Reiseländer in der Krise:Kanaren statt Kairo

Die Umbuchungswelle rollt und rollt: Von der Krise in Ägypten profitieren Urlaubsziele in Spanien und der Türkei.

Hans Gasser

Das Versprechen des tunesischen Tourismusministers klingt fast wie ein Flehen: Ausländische Gäste könnten ihren Urlaub bald wieder in "totaler Sicherheit und einer Atmosphäre absoluter Freiheit" verbringen, sagt Übergangsminister Mahdi Houas. Ihm liegt daran, nach den gewaltsamen Protesten im Januar die Urlauber so schnell wie möglich wieder in die Ferienhotels auf Djerba oder in Hammamet zurückzuholen.

Und auch in Ägypten, wo der Tourismus bislang mehr als elf Prozent der Wirtschaftsleistung ausmachte, hofft man darauf, dass Reisewarnungen zurückgenommen werden und die Reiseveranstalter wieder die Badeziele am Roten Meer anfliegen.

Zunächst einmal aber profitieren andere Länder davon, dass die großen deutschen Reiseveranstalter ihre Reisen nach Tunesien und Ägypten bis Ende Februar abgesagt haben und kostenlose Umbuchung bis Mitte März gewähren. Besonders Spanien, das durch die Wirtschaftskrise in den vergangenen drei Jahren deutliche Einbußen im Tourismus erlitt, darf sich freuen: Die großen deutschen Veranstalter leiten die verhinderten Ägypten- und Tunesienurlauber vorwiegend auf die Kanarischen Inseln um. "Das ist das wichtigste Winterreiseziel der Deutschen", sagt eine Sprecherin von Branchenführer Tui. Allein ihr Unternehmen habe 40.000 Flugtickets für deutsche Gäste von Ägypten auf die Kanarischen Inseln verschoben, weitere 10.000 Tickets gingen in die türkische Stadt Antalya.

Thomas Cook, der zweitgrößte deutsche Reiseveranstalter, leitet acht Flüge pro Woche auf die Kanarischen Inseln um. Dort rechnet man mit 300000 zusätzlichen Urlaubern in der Wintersaison. Der Großteil der Besucher will umbuchen und nicht stornieren. "Für viele Gäste spielt es keine Rolle, dass die Reisen dann teurer werden", sagt die Tui-Sprecherin, sie wollten einfach Sonne, Strand und Meer. Dennoch hat die Krise den Tui-Konzern bisher 35 Millionen Euro gekostet, Thomas Cook hat Einbußen von 20 Millionen.

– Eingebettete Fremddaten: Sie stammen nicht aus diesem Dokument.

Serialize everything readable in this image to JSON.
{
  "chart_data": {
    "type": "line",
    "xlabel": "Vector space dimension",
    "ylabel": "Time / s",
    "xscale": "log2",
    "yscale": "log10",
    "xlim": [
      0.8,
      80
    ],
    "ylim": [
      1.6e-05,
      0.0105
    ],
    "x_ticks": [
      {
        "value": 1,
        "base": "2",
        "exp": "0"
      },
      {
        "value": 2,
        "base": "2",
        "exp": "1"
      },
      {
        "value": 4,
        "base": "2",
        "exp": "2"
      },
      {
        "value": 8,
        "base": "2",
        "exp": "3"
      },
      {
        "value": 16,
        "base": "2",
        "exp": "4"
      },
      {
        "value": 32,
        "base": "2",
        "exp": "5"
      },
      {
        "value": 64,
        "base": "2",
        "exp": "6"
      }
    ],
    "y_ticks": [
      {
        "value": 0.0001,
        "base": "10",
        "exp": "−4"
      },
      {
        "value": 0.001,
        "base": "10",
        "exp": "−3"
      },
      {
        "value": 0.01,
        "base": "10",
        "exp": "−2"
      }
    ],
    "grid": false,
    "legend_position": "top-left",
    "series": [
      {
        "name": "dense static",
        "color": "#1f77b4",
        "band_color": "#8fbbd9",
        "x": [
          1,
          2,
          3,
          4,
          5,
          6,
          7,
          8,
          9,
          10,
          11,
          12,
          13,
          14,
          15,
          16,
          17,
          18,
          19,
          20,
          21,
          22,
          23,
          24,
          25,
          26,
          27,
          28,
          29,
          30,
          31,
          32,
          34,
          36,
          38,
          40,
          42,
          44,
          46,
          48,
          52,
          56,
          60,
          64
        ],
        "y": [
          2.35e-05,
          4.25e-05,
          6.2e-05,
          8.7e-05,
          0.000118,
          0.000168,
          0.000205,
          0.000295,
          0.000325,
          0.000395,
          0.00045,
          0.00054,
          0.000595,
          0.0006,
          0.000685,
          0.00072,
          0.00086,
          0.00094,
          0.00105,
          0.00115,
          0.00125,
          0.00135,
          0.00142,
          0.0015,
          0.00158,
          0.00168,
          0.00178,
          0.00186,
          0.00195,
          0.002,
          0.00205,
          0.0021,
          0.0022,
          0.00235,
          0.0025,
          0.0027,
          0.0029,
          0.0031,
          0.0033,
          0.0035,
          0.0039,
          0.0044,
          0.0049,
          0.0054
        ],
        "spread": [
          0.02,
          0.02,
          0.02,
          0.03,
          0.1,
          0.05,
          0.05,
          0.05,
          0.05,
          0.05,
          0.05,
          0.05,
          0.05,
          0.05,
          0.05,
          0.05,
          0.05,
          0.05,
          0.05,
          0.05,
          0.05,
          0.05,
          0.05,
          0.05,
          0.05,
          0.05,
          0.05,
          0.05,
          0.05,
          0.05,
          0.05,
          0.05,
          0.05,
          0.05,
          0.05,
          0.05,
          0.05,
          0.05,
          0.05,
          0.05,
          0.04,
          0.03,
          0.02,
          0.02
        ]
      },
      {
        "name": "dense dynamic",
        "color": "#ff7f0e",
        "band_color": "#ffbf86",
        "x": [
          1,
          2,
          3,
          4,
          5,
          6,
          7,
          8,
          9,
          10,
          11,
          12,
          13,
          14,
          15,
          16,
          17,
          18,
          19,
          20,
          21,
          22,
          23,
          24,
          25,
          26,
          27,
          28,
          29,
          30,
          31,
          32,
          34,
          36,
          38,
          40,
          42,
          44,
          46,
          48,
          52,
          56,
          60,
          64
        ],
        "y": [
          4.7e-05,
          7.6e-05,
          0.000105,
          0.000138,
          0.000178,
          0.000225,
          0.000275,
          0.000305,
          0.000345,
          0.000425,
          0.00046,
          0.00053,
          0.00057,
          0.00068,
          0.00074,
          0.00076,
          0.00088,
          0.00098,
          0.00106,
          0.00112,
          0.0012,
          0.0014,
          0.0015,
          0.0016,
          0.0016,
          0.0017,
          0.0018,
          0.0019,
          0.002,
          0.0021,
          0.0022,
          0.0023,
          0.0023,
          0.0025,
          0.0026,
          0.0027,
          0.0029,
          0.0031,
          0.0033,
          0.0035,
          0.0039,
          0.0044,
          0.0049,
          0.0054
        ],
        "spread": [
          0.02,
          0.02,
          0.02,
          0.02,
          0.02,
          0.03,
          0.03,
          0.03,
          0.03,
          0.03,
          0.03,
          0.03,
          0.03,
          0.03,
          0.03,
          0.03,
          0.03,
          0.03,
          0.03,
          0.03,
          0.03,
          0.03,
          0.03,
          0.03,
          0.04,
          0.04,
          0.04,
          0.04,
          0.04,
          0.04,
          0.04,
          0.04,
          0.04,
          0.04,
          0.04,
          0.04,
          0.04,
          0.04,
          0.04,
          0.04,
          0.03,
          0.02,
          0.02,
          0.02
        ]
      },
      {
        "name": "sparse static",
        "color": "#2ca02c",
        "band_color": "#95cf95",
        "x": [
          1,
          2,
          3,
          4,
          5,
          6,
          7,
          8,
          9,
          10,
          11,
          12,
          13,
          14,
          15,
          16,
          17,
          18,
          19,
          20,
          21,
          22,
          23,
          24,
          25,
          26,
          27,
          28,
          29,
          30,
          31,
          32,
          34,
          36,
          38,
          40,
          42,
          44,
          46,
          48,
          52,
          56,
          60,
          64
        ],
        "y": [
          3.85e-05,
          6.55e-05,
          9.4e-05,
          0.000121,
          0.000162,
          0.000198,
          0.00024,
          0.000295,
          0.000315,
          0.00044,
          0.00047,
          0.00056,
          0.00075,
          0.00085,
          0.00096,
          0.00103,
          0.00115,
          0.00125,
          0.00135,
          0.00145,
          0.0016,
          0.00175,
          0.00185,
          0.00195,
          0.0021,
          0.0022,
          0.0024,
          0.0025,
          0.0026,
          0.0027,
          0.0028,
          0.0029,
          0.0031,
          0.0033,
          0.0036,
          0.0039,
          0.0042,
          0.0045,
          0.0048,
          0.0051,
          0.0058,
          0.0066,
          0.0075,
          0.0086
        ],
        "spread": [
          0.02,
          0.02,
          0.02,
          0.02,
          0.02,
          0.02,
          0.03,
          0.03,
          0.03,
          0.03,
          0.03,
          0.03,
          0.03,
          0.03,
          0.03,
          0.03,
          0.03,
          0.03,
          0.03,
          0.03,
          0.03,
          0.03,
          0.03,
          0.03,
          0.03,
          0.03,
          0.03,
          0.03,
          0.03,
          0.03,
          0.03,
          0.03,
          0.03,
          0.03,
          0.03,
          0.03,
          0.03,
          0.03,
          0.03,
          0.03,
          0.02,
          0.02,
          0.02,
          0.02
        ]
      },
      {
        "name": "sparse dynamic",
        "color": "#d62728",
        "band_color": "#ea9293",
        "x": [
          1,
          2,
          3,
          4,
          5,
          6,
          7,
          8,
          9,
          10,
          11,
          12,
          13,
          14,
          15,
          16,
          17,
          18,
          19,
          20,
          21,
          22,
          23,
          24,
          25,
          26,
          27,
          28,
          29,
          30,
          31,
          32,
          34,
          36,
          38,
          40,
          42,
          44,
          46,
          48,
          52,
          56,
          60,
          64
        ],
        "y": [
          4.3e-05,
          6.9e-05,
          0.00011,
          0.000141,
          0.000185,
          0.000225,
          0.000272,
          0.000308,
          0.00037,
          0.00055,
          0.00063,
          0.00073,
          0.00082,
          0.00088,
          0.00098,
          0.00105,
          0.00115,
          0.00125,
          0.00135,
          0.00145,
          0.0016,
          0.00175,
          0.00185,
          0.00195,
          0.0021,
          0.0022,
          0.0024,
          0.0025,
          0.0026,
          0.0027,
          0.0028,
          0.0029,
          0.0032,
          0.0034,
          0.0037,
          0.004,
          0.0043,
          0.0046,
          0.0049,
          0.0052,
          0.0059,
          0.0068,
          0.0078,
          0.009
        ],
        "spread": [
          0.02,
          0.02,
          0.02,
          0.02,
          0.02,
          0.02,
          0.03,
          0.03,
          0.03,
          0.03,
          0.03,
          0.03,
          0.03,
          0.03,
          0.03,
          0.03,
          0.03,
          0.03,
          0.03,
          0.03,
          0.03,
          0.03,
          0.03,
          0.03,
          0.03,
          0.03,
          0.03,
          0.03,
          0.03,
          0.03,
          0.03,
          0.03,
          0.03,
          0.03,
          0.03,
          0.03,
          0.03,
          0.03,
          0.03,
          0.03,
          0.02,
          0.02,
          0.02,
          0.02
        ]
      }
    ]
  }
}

Griechenland hofft auf Zuwachs bei Buchungen

Falls die angespannte Lage länger anhält, könnten aber auch andere Reiseziele davon profitieren. Griechenland etwa, das durch den Beinahe-Staatsbankrott und seine veraltete Hotellerie in den vergangenen Jahren starke Einbußen erlitt, wittert Morgenluft. "Seit den Zusammenstößen in Ägypten sehen wir ein Wachstum bei den Ankünften", sagt Andreas Andreadis vom griechischen Verband der Tourismusunternehmen. Auch in der Türkei, die in den vergangenen zwei Jahren einen regelrechten Boom erlebte, rechnet man mit zusätzlichen Gästen.

Und Mallorca, traditionell das umsatzstärkste Reiseziel der deutschen Veranstalter, erwartet in diesem Sommer einen Ansturm deutscher Touristen. Nicht nur die Ägyptenkrise, sondern auch die gute Wirtschaftslage in Deutschland würden dazu beitragen, heißt es vom Verband der balearischen Reisebüros.

Bei den Deutschen siegt die Urlaubslust

Tatsächlich spricht alles für einen Rekord-Urlaubssommer der Deutschen. Tui verzeichnet für die Sommersaison ein Umsatzplus von 18 Prozent im Vergleich zum Vorjahr. "So gute Zahlen zur Urlaubslust haben wir noch nie gemessen", sagt Ulf Sonntag von der Forschungsgemeinschaft Urlaub und Reisen, die das Reiseverhalten der Deutschen analysiert. Weniger Deutsche sähen 2011 finanzielle Hindernisse und deutlich mehr als im vergangenen Jahr wollten zusätzliche Urlaubsreisen machen, sagt Sonntag. "Die Ziele werden dabei immer austauschbarer. Vielen ist egal, ob sie in Ägypten oder auf den Kanaren am Strand liegen."